Will you buy another desktop computer or laptop? Or, can your smartphone meet your technology needs? Should your business continue buying PCs? The IT infrastructure industry is divided, but the answer affects more than you think.
Here’s why….
As Intel’s announcement of 12,000 layoffs by mid-2017 starts to sink in, many analysts are pointing to the news as more evidence that the PC is dead—or on life-support. Global experts are now predicting that smartphones and tablets will increasingly replace desktop and laptop PCs.
And this trend is not new.
Back in February 2015, Wired magazine proclaimed that in less than two years, your smartphone could be your only computer. Here’s an excerpt:
“With each passing season, another wave of mobile devices is released that’s more capable and more powerful than the generation preceding it. We’re at the point where anyone armed with a current model smartphone or tablet is able to handle almost all of their at-home—and even at-work—tasks without needing anything else. We’re living proof: for the last two years, WIRED has been able to cover events like CES almost exclusively using our smartphones.”
Only a few months earlier in late 2014, Gartner declared that smartphones would be the internet access device of choice by 2018.
No doubt, everyone offers some caveats for word processing and a few other office tasks, but the downward trend in PC sales is unmistakable. And the innovative ramifications for public- and private-sector enterprises are huge. At stake: What will the office of the future look like in the decade that begins in 2020?
The answers to these mobile device questions are already shaping enterprise IT architectures, including security, storage and analytic capabilities planned. The future office is starting to look very different than the traditional office with a desktop.
By the Numbers
During its quarterly earnings call on Tuesday, Intel said it now expects the PC market to decline in the “high single digits” throughout all of 2016, rather than the mid-single-digit drop it previously expected. IDC and Gartner said recently that the PC market dropped between 10 and 12 percent during the first quarter. “Our projection of the PC market … is more cautious than third-party estimates,” chief financial officer Stacy Smith told analysts.
Other findings include:
- A significant increase—from 31 percent last year to 42 percent—in the proportion of internet users who say they only use websites or apps that they have used before.
- The survey found 70 percent of adults now use a smartphone, the device most used for accessing social media and the preferred device for the majority of online activities.
- Mobile phones have become the media device people would miss most, overtaking the television set.
Meanwhile, HP has also struggled in the shrinking printer and PC markets. This article from Business Insider described HP’s restructuring plans with more layoffs.
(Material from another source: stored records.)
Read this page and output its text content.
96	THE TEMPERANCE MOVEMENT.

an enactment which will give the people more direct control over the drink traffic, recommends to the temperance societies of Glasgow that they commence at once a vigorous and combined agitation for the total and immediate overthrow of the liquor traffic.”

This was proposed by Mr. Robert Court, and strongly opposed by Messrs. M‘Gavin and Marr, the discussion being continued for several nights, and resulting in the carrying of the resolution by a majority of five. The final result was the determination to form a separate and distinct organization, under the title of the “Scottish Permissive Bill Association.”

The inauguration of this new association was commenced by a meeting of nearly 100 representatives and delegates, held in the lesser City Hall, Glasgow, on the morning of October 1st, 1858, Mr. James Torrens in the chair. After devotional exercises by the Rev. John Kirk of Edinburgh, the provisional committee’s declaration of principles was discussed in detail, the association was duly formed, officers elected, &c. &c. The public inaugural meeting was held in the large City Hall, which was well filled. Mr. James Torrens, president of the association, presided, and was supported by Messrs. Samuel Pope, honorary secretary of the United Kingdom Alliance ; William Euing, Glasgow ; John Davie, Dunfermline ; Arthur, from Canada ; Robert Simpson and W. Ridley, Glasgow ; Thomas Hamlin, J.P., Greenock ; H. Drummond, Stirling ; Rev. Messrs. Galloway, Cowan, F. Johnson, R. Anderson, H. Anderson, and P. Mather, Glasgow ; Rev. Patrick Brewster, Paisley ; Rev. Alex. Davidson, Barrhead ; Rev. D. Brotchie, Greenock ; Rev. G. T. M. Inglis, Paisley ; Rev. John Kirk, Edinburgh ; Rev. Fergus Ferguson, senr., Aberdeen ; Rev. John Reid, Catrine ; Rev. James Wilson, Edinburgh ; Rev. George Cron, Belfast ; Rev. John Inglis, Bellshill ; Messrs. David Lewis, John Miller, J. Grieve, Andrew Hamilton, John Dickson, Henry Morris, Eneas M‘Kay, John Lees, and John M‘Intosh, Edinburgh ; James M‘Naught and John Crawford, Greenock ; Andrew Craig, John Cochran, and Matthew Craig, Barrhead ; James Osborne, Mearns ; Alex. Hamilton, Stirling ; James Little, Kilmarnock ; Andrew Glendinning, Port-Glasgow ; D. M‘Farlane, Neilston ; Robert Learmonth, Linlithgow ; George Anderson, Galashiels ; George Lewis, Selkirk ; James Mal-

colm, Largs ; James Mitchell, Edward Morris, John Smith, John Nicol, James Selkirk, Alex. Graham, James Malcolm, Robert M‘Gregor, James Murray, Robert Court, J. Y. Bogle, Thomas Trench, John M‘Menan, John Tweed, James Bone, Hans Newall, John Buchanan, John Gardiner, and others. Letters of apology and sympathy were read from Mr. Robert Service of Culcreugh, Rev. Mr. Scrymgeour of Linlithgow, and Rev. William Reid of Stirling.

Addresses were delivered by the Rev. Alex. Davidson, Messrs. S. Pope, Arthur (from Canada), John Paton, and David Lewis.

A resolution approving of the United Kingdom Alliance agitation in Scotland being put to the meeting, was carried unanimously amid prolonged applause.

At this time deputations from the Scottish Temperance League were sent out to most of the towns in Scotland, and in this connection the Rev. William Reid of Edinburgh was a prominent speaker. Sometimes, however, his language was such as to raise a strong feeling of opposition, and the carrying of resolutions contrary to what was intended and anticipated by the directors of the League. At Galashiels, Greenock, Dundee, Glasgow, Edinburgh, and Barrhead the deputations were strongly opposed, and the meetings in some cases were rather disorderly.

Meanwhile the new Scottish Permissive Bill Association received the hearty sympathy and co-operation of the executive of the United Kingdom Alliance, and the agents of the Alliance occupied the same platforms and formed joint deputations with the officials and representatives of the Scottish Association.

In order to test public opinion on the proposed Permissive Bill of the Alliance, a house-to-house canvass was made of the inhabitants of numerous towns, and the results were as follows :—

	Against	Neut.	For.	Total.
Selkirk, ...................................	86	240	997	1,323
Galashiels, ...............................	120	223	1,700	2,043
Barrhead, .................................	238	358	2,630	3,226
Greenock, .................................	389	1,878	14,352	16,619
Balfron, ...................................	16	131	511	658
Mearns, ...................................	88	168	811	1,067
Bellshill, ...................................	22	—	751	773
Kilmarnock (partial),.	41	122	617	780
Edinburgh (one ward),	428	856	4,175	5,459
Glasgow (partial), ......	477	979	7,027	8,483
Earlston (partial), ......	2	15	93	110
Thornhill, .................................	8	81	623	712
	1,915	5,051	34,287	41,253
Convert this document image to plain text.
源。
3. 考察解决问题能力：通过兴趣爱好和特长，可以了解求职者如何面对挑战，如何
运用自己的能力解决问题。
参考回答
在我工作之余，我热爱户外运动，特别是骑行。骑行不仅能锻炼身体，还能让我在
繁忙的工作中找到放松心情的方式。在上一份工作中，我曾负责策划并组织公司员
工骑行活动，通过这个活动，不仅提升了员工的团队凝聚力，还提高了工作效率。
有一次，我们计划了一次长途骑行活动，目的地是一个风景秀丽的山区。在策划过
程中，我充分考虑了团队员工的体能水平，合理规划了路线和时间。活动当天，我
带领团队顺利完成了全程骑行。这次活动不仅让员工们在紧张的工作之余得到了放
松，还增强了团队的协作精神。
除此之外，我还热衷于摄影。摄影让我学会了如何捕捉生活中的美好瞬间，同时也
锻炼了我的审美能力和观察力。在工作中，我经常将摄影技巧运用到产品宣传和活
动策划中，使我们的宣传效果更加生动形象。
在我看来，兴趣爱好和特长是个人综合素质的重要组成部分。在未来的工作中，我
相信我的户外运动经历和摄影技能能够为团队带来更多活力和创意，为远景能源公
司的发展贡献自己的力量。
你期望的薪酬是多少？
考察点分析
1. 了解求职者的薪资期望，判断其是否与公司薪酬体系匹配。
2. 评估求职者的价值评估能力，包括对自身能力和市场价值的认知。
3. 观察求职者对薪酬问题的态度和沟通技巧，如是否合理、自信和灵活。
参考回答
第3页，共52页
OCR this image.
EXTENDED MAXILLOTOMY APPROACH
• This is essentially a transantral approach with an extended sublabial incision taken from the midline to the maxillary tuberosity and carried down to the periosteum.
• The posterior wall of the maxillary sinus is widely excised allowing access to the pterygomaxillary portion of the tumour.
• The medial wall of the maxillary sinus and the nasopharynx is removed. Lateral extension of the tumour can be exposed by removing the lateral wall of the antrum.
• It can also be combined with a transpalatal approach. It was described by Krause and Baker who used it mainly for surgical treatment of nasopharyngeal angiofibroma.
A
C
One leader said, “We have not yet seen the anticipated Windows 10 stimulation of demand that we would have hoped for.”
Not So Fast?
But is the PC really dead? I don’t think so. At least, not yet.
I still hear of cost-conscious enterprises buying lots of laptops and even desktops. Many businesses are still not ready to pay for everyone to have a smartphone, or provide a Bring Your Own Device (BYOD) program—with the expensive monthly telecom fees.
There are plenty of people who think your smartphone will never replace your PC at work. This Indian Express article, for example, points out that “most of us still prefer to run to an old Windows XP PC in the office than work on a smaller touchscreen, even if it is better in more ways than one.”
IT Architecture Implications
Timing is everything. So when should CxOs accelerate the shift away from the traditional PCs?
This is an important buying decision, and I am sure that some CTOs and CIOs will get the timing wrong for their business and pay for it one way or the other. Still, this transformation has already begun for most, and most decisions are being made on a business-function-by-business-function basis.
For cash-strapped governments, the move away from PCs may be slow, but for innovative startups, the opportunities to jump to new approaches will push the decline in PC sales to continue.
Nevertheless, the trend is clear. Examples like these students who wrote term papers on their smartphones will only drive faster migration toward smartphones as more millennials enter the workforce.
Final Thoughts
I still love my two laptops — one that I use for home and other for work. I do not see a smartphone taking over all my technology duties in the next two years. I just perform too many PC functions on a laptop.
At the same time, my younger children also teach me a related story. They definitely want a smartphone before a laptop. There is a message there for all of us.
But as for taking sides in this current debate (which my daughter wants me to do), I have a gut feeling that the PC is only “mostly dead.”
Like the Wesley character in The Princess Bride, a new PC or laptop may still fight one more battle for you. So don’t throw away those “back-to-school PC sale” flyers just yet.
What are your thoughts? Will you buy another desktop or laptop PC?